Another difference lies in the sauce that is used to season the cured fish. Puerto Rican ceviche is traditionally doused in a blend of lime juice, onion, garlic, and cilantro. Ecuadorians, on the other hand, rely on a tomato-based sauce made with ketchup, orange juice, and, interestingly enough, popcorn. This unique sauce gives Ecuadorian ceviche its characteristic sweet and savory taste.

Corn for Texture

While Puerto Rican ceviche relies on starchy plantain chips for a satisfying crunch, Ecuadorians opt for a different approach. Corn nuts (also known as cancha) are added to the dish to give it some bite and texture. This unconventional ingredient may sound weird, but trust us, it works wonders.
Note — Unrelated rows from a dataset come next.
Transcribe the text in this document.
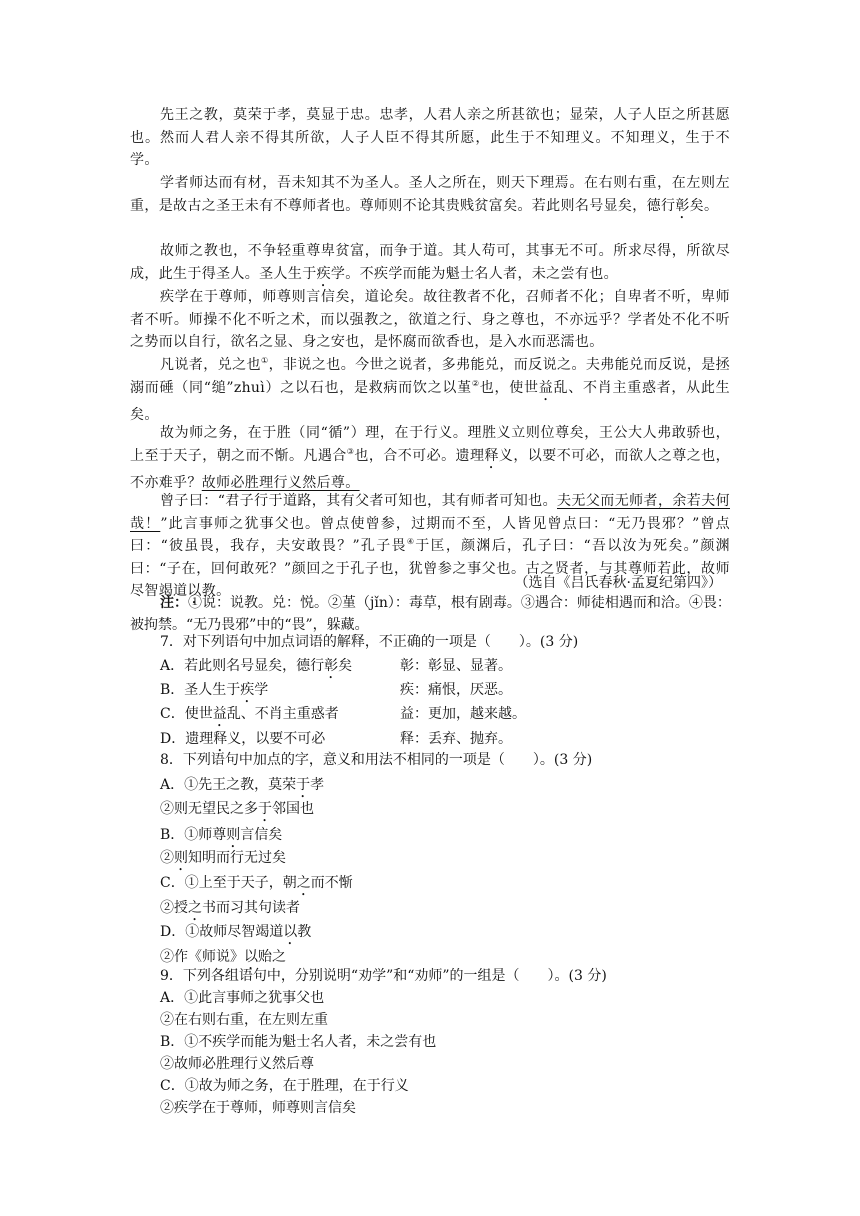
先王之教，莫荣于孝，莫显于忠。忠孝，人君人亲之所甚欲也；显荣，人子人臣之所甚愿也。然而人君人亲不得其所欲，人子人臣不得其所愿，此生于不知理义。不知理义，生于不学。

学者师达而有材，吾未知其不为圣人。圣人之所在，则天下理焉。在右则右重，在左则左重，是故古之圣王未有不尊师者也。尊师则不论其贵贱贫富矣。若此则名号显矣，德行彰矣。

故师之教也，不争轻重尊卑贫富，而争于道。其人苟可，其事无不可。所求尽得，所欲尽成，此生于得圣人。圣人生于疾学。不疾学而能为魁士名人者，未之尝有也。

疾学在于尊师，师尊则言信矣，道论矣。故往教者不化，召师者不化；自卑者不听，卑师者不听。师操不化不听之术，而以强教之，欲道之行、身之尊也，不亦远乎？学者处不化不听之势而以自行，欲名之显、身之安也，是怀腐而欲香也，是入水而恶濡也。

凡说者，兑之也①，非说之也。今世之说者，多弗能兑，而反说之。夫弗能兑而反说，是拯溺而硾（同“缒”zhuì）之以石也，是救病而饮之以堇②也，使世益乱、不肖主重惑者，从此生矣。

故为师之务，在于胜（同“循”）理，在于行义。理胜义立则位尊矣，王公大人弗敢骄也，上至于天子，朝之而不惭。凡遇合③也，合不可必。遗理释义，以要不可必，而欲人之尊之也，不亦难乎？故师必胜理行义然后尊。

曾子曰：“君子行于道路，其有父者可知也，其有师者可知也。夫无父而无师者，余若夫何哉！”此言事师之犹事父也。曾点使曾参，过期而不至，人皆见曾点曰：“无乃畏邪？”曾点曰：“彼虽畏，我存，夫安敢畏？”孔子畏④于匡，颜渊后，孔子曰：“吾以汝为死矣。”颜渊曰：“子在，回何敢死？”颜回之于孔子也，犹曾参之事父也。古之贤者，与其尊师若此，故师尽智竭道以教。

（选自《吕氏春秋·孟夏纪第四》）

注：①说：说教。兑：悦。②堇（jǐn）：毒草，根有剧毒。③遇合：师徒相遇而和洽。④畏：被拘禁。“无乃畏邪”中的“畏”，躲藏。

7．对下列语句中加点词语的解释，不正确的一项是（　　）。(3 分)
A．若此则名号显矣，德行彰矣	彰：彰显、显著。
B．圣人生于疾学	疾：痛恨，厌恶。
C．使世益乱、不肖主重惑者	益：更加，越来越。
D．遗理释义，以要不可必	释：丢弃、抛弃。
8．下列语句中加点的字，意义和用法不相同的一项是（　　）。(3 分)
A．①先王之教，莫荣于孝
②则无望民之多于邻国也
B．①师尊则言信矣
②则知明而行无过矣
C．①上至于天子，朝之而不惭
②授之书而习其句读者
D．①故师尽智竭道以教
②作《师说》以贻之
9．下列各组语句中，分别说明“劝学”和“劝师”的一组是（　　）。(3 分)
A．①此言事师之犹事父也
②在右则右重，在左则左重
B．①不疾学而能为魁士名人者，未之尝有也
②故师必胜理行义然后尊
C．①故为师之务，在于胜理，在于行义
②疾学在于尊师，师尊则言信矣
In conclusion, although both Puerto Rican and Ecuadorian ceviche are variations of the same dish, each has its own unique twist that sets it apart. Whether you prefer the bright, tangy flavors of Puerto Rican ceviche or the sweet and savory notes of Ecuadorian ceviche, there’s no denying that both dishes are delicious.

What Goes into Making Puerto Rican Ceviche?
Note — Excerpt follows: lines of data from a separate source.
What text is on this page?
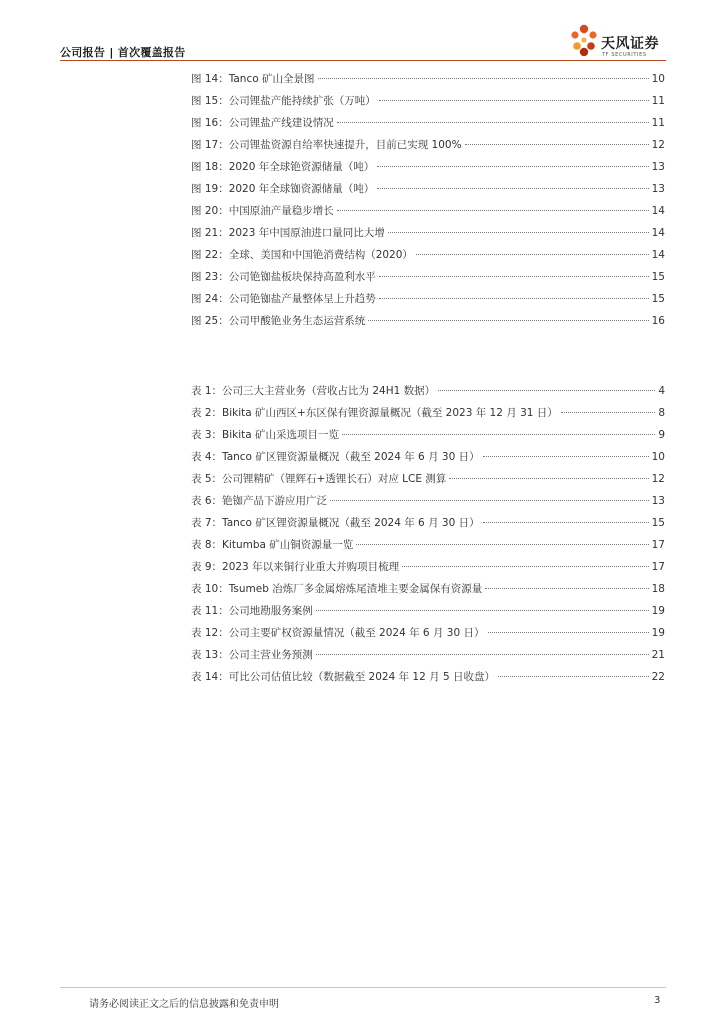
公司报告 | 首次覆盖报告
天风证券
TF SECURITIES
图 14：Tanco 矿山全景图	10
图 15：公司锂盐产能持续扩张（万吨）	11
图 16：公司锂盐产线建设情况	11
图 17：公司锂盐资源自给率快速提升，目前已实现 100%	12
图 18：2020 年全球铯资源储量（吨）	13
图 19：2020 年全球铷资源储量（吨）	13
图 20：中国原油产量稳步增长	14
图 21：2023 年中国原油进口量同比大增	14
图 22：全球、美国和中国铯消费结构（2020）	14
图 23：公司铯铷盐板块保持高盈利水平	15
图 24：公司铯铷盐产量整体呈上升趋势	15
图 25：公司甲酸铯业务生态运营系统	16
表 1：公司三大主营业务（营收占比为 24H1 数据）	4
表 2：Bikita 矿山西区+东区保有锂资源量概况（截至 2023 年 12 月 31 日）	8
表 3：Bikita 矿山采选项目一览	9
表 4：Tanco 矿区锂资源量概况（截至 2024 年 6 月 30 日）	10
表 5：公司锂精矿（锂辉石+透锂长石）对应 LCE 测算	12
表 6：铯铷产品下游应用广泛	13
表 7：Tanco 矿区锂资源量概况（截至 2024 年 6 月 30 日）	15
表 8：Kitumba 矿山铜资源量一览	17
表 9：2023 年以来铜行业重大并购项目梳理	17
表 10：Tsumeb 冶炼厂多金属熔炼尾渣堆主要金属保有资源量	18
表 11：公司地勘服务案例	19
表 12：公司主要矿权资源量情况（截至 2024 年 6 月 30 日）	19
表 13：公司主营业务预测	21
表 14：可比公司估值比较（数据截至 2024 年 12 月 5 日收盘）	22
请务必阅读正文之后的信息披露和免责申明	3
If you’re already salivating at the mention of Puerto Rican ceviche, you’re in for a treat. This dish is a seafood lover’s paradise that will tantalize your taste buds with a mix of sweetness, sourness, and spiciness. But what makes this dish so unique? Let’s take a closer look at some of the key ingredients and flavors that go into making this delicious dish.

Fresh Seafood

Ceviche is essentially a seafood salad that is typically made with shrimp, octopus, or a mix of both. The dish is served cold, and the seafood is marinated in a mix of citrus juices, such as lime and lemon, which cook the seafood to perfection.

Onion and Tomato

One of the most distinguishing features of Puerto Rican ceviche is the combination of diced onion and tomato that is added to the mix. The onions add a slight crunch and a hint of sweetness, while the tomatoes add a burst of color and an acidic touch.

Cilantro and Peppers

To give the dish an extra kick, cilantro and peppers are added to the mix. Cilantro adds a touch of freshness, while peppers add heat and complexity. Be warned – if you’re not a fan of spicy food, you might want to ask the chef to tone it down a bit!

Other Ingredients

While the above ingredients are the mainstays of Puerto Rican ceviche, there are many variations of the dish that incorporate additional ingredients, such as mango or avocado. Some versions also use coconut milk or orange juice to add a fruity twist.

In conclusion, Puerto Rican ceviche is a mouth-watering dish that incorporates a mix of fresh seafood, onion, tomato, cilantro, and peppers. Whether you’re a seafood lover or just looking to try something new, this dish is sure to leave you wanting more. So, go ahead and give it a try – your taste buds will thank you!